I have a program which analyzes 150,000 files. Valgrind reports no memory leak but the program slows over time.
Some of the problems were related to using std::string too often and mktime taking too much time. (see C++ slows over time reading 70,000 files)
But it still slows down over time. Lotharyx suggested that container usage is causing heap fragmentation.
I read the various flow charts on the pros and cons of the different STL containers but I didn't quite get it.
In the pseudo code below, I'm not sure I've made the right choices to avoid heap fragmentation.
fileList.clear()
scan all disks and build "fileList", a std::set of file paths matching a pattern.

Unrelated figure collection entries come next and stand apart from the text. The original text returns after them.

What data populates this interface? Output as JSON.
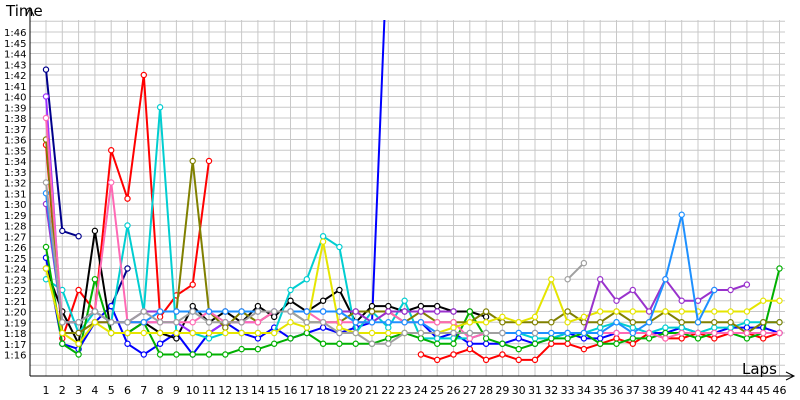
{
  "chart_data": {
    "type": "line",
    "title": "",
    "ylabel": "Time",
    "xlabel": "Laps",
    "grid": true,
    "legend": "none",
    "x": [
      1,
      2,
      3,
      4,
      5,
      6,
      7,
      8,
      9,
      10,
      11,
      12,
      13,
      14,
      15,
      16,
      17,
      18,
      19,
      20,
      21,
      22,
      23,
      24,
      25,
      26,
      27,
      28,
      29,
      30,
      31,
      32,
      33,
      34,
      35,
      36,
      37,
      38,
      39,
      40,
      41,
      42,
      43,
      44,
      45,
      46
    ],
    "x_tick_labels": [
      "1",
      "2",
      "3",
      "4",
      "5",
      "6",
      "7",
      "8",
      "9",
      "10",
      "11",
      "12",
      "13",
      "14",
      "15",
      "16",
      "17",
      "18",
      "19",
      "20",
      "21",
      "22",
      "23",
      "24",
      "25",
      "26",
      "27",
      "28",
      "29",
      "30",
      "31",
      "32",
      "33",
      "34",
      "35",
      "36",
      "37",
      "38",
      "39",
      "40",
      "41",
      "42",
      "43",
      "44",
      "45",
      "46"
    ],
    "y_tick_labels": [
      "1:16",
      "1:17",
      "1:18",
      "1:19",
      "1:20",
      "1:21",
      "1:22",
      "1:23",
      "1:24",
      "1:25",
      "1:26",
      "1:27",
      "1:28",
      "1:29",
      "1:30",
      "1:31",
      "1:32",
      "1:33",
      "1:34",
      "1:35",
      "1:36",
      "1:37",
      "1:38",
      "1:39",
      "1:40",
      "1:41",
      "1:42",
      "1:43",
      "1:44",
      "1:45",
      "1:46"
    ],
    "y_unit": "seconds",
    "ylim": [
      73,
      108
    ],
    "series": [
      {
        "color": "#ff0000",
        "values": [
          95.5,
          77.5,
          82,
          80,
          95,
          90.5,
          102,
          79.5,
          81.5,
          82.5,
          94,
          null,
          null,
          null,
          null,
          null,
          null,
          null,
          null,
          null,
          null,
          null,
          null,
          76,
          75.5,
          76,
          76.5,
          75.5,
          76,
          75.5,
          75.5,
          77,
          77,
          76.5,
          77,
          77.5,
          77,
          78,
          77.5,
          77.5,
          78,
          77.5,
          78,
          78,
          77.5,
          78
        ]
      },
      {
        "color": "#00008b",
        "values": [
          102.5,
          87.5,
          87,
          null,
          80.5,
          84,
          null,
          null,
          null,
          null,
          null,
          null,
          null,
          null,
          null,
          null,
          null,
          null,
          null,
          null,
          null,
          null,
          null,
          null,
          null,
          null,
          null,
          null,
          null,
          null,
          null,
          null,
          null,
          null,
          null,
          null,
          null,
          null,
          null,
          null,
          null,
          null,
          null,
          null,
          null,
          null
        ]
      },
      {
        "color": "#0000ff",
        "values": [
          85,
          77,
          76.5,
          79,
          80.5,
          77,
          76,
          77,
          78,
          76,
          78,
          79,
          78,
          77.5,
          78.5,
          77.5,
          78,
          78.5,
          78,
          78.5,
          79,
          116,
          null,
          79,
          77.5,
          78,
          77,
          77,
          77,
          77.5,
          77,
          77.5,
          78,
          77.5,
          77.5,
          78,
          78,
          78,
          78,
          78.5,
          78,
          78,
          78.5,
          78.5,
          78.5,
          78
        ]
      },
      {
        "color": "#000000",
        "values": [
          84,
          80,
          77,
          87.5,
          78,
          78,
          79,
          78,
          77.5,
          80.5,
          79,
          80,
          79,
          80.5,
          79.5,
          81,
          80,
          81,
          82,
          79,
          80.5,
          80.5,
          80,
          80.5,
          80.5,
          80,
          80,
          79.5,
          null,
          null,
          null,
          null,
          null,
          null,
          null,
          null,
          null,
          null,
          null,
          null,
          null,
          null,
          null,
          null,
          null,
          null
        ]
      },
      {
        "color": "#00ced1",
        "values": [
          83,
          82,
          78,
          80,
          79,
          88,
          80,
          99,
          78,
          78,
          77.5,
          78,
          78,
          78,
          78,
          82,
          83,
          87,
          86,
          78,
          80,
          78.5,
          81,
          77.5,
          77.5,
          77.5,
          77.5,
          78,
          78,
          78,
          77.5,
          77.5,
          78,
          78,
          78.5,
          79,
          78.5,
          78,
          78.5,
          78.5,
          78,
          78.5,
          78.5,
          79,
          79,
          79
        ]
      },
      {
        "color": "#00b000",
        "values": [
          86,
          77,
          76,
          83,
          78,
          78,
          79,
          76,
          76,
          76,
          76,
          76,
          76.5,
          76.5,
          77,
          77.5,
          78,
          77,
          77,
          77,
          77,
          77.5,
          78,
          77.5,
          77,
          77,
          80,
          77.5,
          77,
          76.5,
          77,
          77.5,
          77.5,
          78,
          77,
          77,
          77.5,
          77.5,
          78,
          78,
          77.5,
          78,
          78,
          77.5,
          78,
          84
        ]
      },
      {
        "color": "#9b30ff",
        "values": [
          100,
          78,
          78,
          79,
          79,
          79,
          79,
          79,
          79,
          78,
          78,
          79,
          79,
          79,
          80,
          80,
          80,
          80,
          80,
          80,
          80,
          80,
          80,
          80,
          80,
          80,
          null,
          null,
          null,
          null,
          null,
          null,
          null,
          null,
          null,
          null,
          null,
          null,
          null,
          null,
          null,
          null,
          null,
          null,
          null,
          null
        ]
      },
      {
        "color": "#808000",
        "values": [
          96,
          78,
          78,
          79,
          79,
          79,
          79,
          null,
          80,
          94,
          80,
          78.5,
          80,
          79,
          80,
          80,
          79,
          79,
          79,
          80,
          80,
          80,
          79,
          80,
          79,
          79,
          79,
          80,
          79,
          79,
          79,
          79,
          80,
          79,
          79,
          80,
          79,
          79,
          80,
          79,
          79,
          79,
          79,
          78,
          79,
          79
        ]
      },
      {
        "color": "#ff69b4",
        "values": [
          98,
          79,
          79,
          80,
          92,
          79,
          79,
          79,
          79,
          79,
          80,
          79,
          79,
          79,
          80,
          80,
          80,
          79,
          79,
          79,
          79,
          80,
          79,
          79,
          79,
          79,
          77.5,
          78,
          78,
          78,
          78,
          78,
          78,
          78,
          78,
          78,
          78,
          78,
          77.5,
          78,
          78,
          78,
          78,
          78,
          78,
          78
        ]
      },
      {
        "color": "#e5e500",
        "values": [
          84,
          78,
          77,
          79,
          78,
          78,
          78,
          78,
          78,
          78,
          78,
          78,
          78,
          78,
          78,
          79,
          78.5,
          86.5,
          78.5,
          78,
          78,
          78,
          78,
          78,
          78,
          78.5,
          79,
          79,
          79.5,
          79,
          79.5,
          83,
          79,
          79.5,
          80,
          80,
          80,
          80,
          80,
          80,
          80,
          80,
          80,
          80,
          81,
          81
        ]
      },
      {
        "color": "#9932cc",
        "values": [
          90,
          79,
          79,
          80,
          79,
          79,
          80,
          80,
          80,
          80,
          80,
          80,
          80,
          80,
          80,
          80,
          80,
          80,
          80,
          80,
          79,
          80,
          80,
          80,
          80,
          80,
          null,
          null,
          null,
          null,
          null,
          null,
          null,
          78,
          83,
          81,
          82,
          80,
          83,
          81,
          81,
          82,
          82,
          82.5,
          null,
          null
        ]
      },
      {
        "color": "#1e90ff",
        "values": [
          91,
          79,
          79,
          80,
          79,
          79,
          79,
          80,
          80,
          80,
          80,
          80,
          80,
          80,
          80,
          80,
          80,
          80,
          80,
          79,
          79,
          79,
          79,
          79,
          78,
          78,
          78,
          78,
          78,
          78,
          78,
          78,
          78,
          78,
          78,
          79,
          78,
          79,
          83,
          89,
          79,
          82,
          null,
          null,
          null,
          null
        ]
      },
      {
        "color": "#a0a0a0",
        "values": [
          92,
          79,
          79,
          80,
          79,
          79,
          80,
          79,
          79,
          80,
          79,
          79,
          79,
          80,
          80,
          80,
          79,
          79,
          78,
          78,
          77,
          77,
          78,
          78,
          78,
          78,
          78,
          78,
          78,
          null,
          78,
          null,
          83,
          84.5,
          null,
          null,
          null,
          null,
          null,
          null,
          null,
          null,
          null,
          null,
          null,
          null
        ]
      }
    ]
  }
}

// filepaths are named by date, eg 20160530.051000, so are intrinsically ordered
foreach(filePath in fileList)
{
if (alreadyHaveFileDetails(filePath))
continue;
// otherwise
collect file details into a fileInfoStruct; // like size, contents, mod
fileInfoMap[time_t date] = fileInfoStruct;
}
// fileInfoMap is ordered collection of information structs of about 100,000 files
// traverse the list in order
foreach (fileInfo in fileInfoMap)
{
if (meetsCondition(fileInfo))
{
TEventInfo event = makeEventInfo()
eventList.push_back(event);
}
}
And the above sequence repeats forever.
So for choice of containers, I've used (or need):
fileList
-- list of unique strings containing 150,000 pathnames.
I chose std::set because it it automatically handles duplicates and maintains sort order automatically.
No random access, only add the entries, sort them (manually or automatically), and iterate over them.
fileInfoMap
-- an array of structures keyed by a time_t timestamp corresponding to the date of the file.
I chose std::map. It too would have 150,000 entries so occupies a lot of memory.
No random access, only add the entries to one end. Must iterate over them and, if necessary, delete entries from the middle.
eventList
-- a small list of "event" structures, say 50 items.
I chose std::vector. Not sure why really.
No random access, only add entries to one end and later iterate over the collection.
I'm fairly new to C++. Thanks for your consideration.